5. What does precision cost, and is it worth paying?

Every move toward precision — constrained decoding, retrieval grounding, span verification, tool delegation, behavioral testing — costs latency, cost, complexity, and sometimes capability. For which tasks is the tradeoff worth it, and how do teams decide? I suspect there is a useful taxonomy here that the field doesn't yet have a vocabulary for.

What you'll see from me on this

I'm planning to share work in this area in a few forms over the coming months:

  • Field reports — concrete experiments measuring prompt fragility, with the methodology open and the results honest, including the parts that don't work.
  • Pattern write-ups — when a specific approach (a contract, a verification step, a decoding strategy) actually moves a system from "best effort" to "specifiable," I want to document it precisely enough for others to apply.
  • Position pieces — like this one, where I'm staking out an opinion about where the field should be heading and inviting disagreement.
  • Tooling sketches — I expect some of this work to produce small open tools. When it does, they'll be in the open from day one.

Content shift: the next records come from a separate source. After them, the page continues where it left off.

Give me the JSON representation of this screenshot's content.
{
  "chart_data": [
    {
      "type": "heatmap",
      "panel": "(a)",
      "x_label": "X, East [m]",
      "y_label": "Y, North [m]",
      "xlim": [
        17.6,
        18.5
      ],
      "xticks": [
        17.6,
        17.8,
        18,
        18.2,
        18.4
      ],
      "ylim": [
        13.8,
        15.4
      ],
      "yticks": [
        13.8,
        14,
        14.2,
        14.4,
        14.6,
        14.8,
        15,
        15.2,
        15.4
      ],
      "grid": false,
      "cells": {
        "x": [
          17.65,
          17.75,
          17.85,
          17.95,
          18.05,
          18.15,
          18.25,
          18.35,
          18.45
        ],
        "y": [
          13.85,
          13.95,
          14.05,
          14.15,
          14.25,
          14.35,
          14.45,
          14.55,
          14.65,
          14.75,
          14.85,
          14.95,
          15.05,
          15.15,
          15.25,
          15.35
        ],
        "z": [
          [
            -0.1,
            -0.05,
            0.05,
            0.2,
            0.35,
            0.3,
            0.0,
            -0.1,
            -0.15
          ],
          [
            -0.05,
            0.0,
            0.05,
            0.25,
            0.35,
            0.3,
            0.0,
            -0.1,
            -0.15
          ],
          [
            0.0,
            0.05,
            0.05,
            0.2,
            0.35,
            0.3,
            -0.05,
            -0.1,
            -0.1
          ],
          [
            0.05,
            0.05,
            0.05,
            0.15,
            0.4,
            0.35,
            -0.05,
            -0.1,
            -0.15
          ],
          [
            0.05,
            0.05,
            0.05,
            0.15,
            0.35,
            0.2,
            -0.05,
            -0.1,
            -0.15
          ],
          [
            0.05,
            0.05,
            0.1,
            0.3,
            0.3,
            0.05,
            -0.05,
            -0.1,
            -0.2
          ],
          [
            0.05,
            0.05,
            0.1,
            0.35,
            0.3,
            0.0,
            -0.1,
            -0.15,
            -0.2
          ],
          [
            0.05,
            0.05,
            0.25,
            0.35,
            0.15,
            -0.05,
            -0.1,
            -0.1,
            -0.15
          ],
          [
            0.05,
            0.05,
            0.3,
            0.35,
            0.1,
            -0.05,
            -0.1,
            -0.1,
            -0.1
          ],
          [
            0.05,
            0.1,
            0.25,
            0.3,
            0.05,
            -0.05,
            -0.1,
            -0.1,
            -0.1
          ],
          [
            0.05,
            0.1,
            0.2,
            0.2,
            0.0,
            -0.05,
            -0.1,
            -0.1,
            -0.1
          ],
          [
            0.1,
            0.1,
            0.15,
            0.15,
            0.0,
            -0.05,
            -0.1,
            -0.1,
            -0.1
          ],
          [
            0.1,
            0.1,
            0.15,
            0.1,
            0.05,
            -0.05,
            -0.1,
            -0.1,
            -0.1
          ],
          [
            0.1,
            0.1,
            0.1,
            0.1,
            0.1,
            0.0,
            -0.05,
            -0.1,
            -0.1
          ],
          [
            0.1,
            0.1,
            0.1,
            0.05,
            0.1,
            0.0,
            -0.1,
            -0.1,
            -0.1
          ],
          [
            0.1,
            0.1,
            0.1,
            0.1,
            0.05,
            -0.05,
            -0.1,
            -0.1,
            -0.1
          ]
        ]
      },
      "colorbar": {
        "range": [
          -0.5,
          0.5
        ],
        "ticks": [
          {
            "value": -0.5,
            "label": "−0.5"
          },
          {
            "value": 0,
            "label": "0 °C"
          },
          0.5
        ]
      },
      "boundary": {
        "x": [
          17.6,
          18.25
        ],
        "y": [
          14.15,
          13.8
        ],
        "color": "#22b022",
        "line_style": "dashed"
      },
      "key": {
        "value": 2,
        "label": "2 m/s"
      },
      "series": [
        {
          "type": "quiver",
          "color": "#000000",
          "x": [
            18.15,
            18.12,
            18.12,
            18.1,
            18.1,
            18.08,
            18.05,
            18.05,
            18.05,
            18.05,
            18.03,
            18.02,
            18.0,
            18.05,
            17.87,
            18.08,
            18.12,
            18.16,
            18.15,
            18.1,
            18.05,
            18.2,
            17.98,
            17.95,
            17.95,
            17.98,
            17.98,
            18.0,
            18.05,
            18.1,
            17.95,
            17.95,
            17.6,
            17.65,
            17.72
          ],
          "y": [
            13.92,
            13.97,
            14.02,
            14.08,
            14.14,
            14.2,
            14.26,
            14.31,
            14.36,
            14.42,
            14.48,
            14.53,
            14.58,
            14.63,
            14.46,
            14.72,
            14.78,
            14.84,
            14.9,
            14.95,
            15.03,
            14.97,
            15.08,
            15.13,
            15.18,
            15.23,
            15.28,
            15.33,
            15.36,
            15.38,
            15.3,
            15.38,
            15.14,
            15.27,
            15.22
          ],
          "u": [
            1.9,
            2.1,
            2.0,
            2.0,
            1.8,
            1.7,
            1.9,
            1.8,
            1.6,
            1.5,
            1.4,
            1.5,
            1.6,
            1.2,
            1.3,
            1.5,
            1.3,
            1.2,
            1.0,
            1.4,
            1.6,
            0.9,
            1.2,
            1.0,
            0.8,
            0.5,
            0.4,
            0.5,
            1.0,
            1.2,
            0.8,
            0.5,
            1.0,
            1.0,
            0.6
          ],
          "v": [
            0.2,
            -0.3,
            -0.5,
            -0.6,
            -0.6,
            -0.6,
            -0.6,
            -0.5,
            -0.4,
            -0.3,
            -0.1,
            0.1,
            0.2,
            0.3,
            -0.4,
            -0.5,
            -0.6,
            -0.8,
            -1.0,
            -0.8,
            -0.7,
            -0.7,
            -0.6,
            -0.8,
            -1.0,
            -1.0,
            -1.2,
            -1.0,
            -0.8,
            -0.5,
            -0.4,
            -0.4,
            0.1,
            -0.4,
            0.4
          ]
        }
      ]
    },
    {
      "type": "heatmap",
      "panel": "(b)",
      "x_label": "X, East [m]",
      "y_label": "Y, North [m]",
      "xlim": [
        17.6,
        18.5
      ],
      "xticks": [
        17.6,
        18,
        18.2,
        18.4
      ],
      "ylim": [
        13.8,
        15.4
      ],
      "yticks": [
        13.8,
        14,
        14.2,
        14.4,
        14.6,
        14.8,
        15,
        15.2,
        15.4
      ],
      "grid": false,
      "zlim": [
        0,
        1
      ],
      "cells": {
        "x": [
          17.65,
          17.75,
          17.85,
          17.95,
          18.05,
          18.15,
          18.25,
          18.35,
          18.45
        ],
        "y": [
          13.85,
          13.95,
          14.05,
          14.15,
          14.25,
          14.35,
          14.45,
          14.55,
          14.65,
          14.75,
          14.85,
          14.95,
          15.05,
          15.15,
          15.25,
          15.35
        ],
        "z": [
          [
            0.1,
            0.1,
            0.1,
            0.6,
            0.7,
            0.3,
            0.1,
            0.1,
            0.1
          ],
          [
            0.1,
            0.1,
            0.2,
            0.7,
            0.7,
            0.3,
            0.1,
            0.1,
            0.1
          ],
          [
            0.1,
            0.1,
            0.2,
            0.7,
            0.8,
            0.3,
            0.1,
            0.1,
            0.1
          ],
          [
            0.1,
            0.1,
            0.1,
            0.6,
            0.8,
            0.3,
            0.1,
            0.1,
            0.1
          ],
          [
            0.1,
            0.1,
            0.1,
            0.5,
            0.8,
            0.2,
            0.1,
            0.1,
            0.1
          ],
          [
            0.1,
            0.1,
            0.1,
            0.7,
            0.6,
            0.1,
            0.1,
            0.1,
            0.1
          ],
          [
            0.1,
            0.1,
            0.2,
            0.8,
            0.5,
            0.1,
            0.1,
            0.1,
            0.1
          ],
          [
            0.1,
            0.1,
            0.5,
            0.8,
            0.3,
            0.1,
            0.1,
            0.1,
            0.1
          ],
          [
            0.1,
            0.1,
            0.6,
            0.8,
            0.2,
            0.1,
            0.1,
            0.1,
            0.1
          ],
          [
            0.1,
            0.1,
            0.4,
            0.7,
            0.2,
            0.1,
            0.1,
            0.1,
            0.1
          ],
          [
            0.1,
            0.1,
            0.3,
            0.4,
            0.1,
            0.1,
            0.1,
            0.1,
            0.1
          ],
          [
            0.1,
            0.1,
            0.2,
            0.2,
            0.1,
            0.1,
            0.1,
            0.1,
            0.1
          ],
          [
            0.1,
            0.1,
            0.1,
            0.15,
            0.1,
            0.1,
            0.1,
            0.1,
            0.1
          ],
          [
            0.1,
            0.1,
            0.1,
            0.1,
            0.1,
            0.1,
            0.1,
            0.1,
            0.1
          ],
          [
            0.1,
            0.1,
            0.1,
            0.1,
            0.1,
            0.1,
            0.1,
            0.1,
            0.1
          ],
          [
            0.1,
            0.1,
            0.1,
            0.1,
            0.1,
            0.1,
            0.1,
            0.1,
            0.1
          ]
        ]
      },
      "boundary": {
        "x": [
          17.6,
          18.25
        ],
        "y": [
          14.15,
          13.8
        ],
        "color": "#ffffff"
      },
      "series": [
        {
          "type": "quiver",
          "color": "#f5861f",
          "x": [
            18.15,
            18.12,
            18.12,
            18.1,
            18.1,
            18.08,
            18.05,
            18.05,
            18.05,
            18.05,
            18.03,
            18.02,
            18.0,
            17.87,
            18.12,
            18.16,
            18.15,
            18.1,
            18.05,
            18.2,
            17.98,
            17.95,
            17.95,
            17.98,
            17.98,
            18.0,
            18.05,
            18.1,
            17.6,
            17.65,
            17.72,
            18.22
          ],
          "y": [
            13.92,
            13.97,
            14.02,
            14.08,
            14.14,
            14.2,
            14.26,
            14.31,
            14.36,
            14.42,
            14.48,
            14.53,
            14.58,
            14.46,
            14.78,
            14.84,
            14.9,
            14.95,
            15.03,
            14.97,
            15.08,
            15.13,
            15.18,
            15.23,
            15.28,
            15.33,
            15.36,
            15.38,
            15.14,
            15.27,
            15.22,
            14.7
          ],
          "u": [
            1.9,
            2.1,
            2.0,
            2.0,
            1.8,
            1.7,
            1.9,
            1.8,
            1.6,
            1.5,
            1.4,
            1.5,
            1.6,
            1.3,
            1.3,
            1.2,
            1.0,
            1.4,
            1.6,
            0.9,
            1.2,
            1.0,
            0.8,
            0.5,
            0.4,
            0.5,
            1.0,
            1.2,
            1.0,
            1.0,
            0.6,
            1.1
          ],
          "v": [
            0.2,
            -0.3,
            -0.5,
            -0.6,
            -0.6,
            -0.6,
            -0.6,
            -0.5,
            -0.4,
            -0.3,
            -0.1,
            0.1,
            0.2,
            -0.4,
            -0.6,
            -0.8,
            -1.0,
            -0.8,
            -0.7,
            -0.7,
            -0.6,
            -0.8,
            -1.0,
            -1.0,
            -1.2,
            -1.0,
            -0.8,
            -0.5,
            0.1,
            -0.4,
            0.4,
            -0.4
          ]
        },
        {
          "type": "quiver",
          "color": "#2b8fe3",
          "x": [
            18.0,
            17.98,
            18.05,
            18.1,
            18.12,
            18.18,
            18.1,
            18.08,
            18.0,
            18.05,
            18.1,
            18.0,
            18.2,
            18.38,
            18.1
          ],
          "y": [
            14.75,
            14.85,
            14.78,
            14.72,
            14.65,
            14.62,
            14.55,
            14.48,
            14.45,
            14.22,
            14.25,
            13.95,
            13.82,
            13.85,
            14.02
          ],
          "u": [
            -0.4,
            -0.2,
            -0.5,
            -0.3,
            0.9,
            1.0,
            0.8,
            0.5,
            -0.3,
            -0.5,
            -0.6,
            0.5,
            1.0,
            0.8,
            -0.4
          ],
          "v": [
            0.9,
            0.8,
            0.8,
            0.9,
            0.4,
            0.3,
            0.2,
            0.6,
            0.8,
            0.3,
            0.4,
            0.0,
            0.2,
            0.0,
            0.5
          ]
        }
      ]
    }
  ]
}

I am intentionally not promising a paper, a product, or a framework. I am promising sustained attention to a problem I think the industry has stopped looking at clearly.

The reason this matters

Every once in a while, an industry develops a piece of received wisdom that is actually a load-bearing assumption mistaken for a law of nature. "Websites need to be served from a single physical location." "Databases can't be both consistent and available under partitions." "Software ships with bugs and that's just how it is."

Some of those assumptions turn out to be true. Some turn out to be temporary, and the people who notice early — and build the alternative — define the next decade.

I think "AI makes mistakes" is in the second category. Not because the current generation of models won't make mistakes — they will, often, and I want to be honest about that — but because the assumption that mistakes are intrinsic, rather than a property of how these systems are currently being built, is starting to look like a failure of imagination.

The good news is that the path forward doesn't require any single dramatic breakthrough. It requires the same boring, accumulated engineering discipline that every other branch of computing has gone through. Contracts. Tests. Diffs. Versioning. SLAs. Composability. Verification.

The bad news is that none of this is glamorous, and very little of it shows up in launch posts.

I'd like to spend the next while building, measuring, and writing about the unglamorous parts. If that interests you — or, especially, if you disagree with any of the above — I'd love to hear from you. Research lines get better in public.

This is the opening shot. More to come.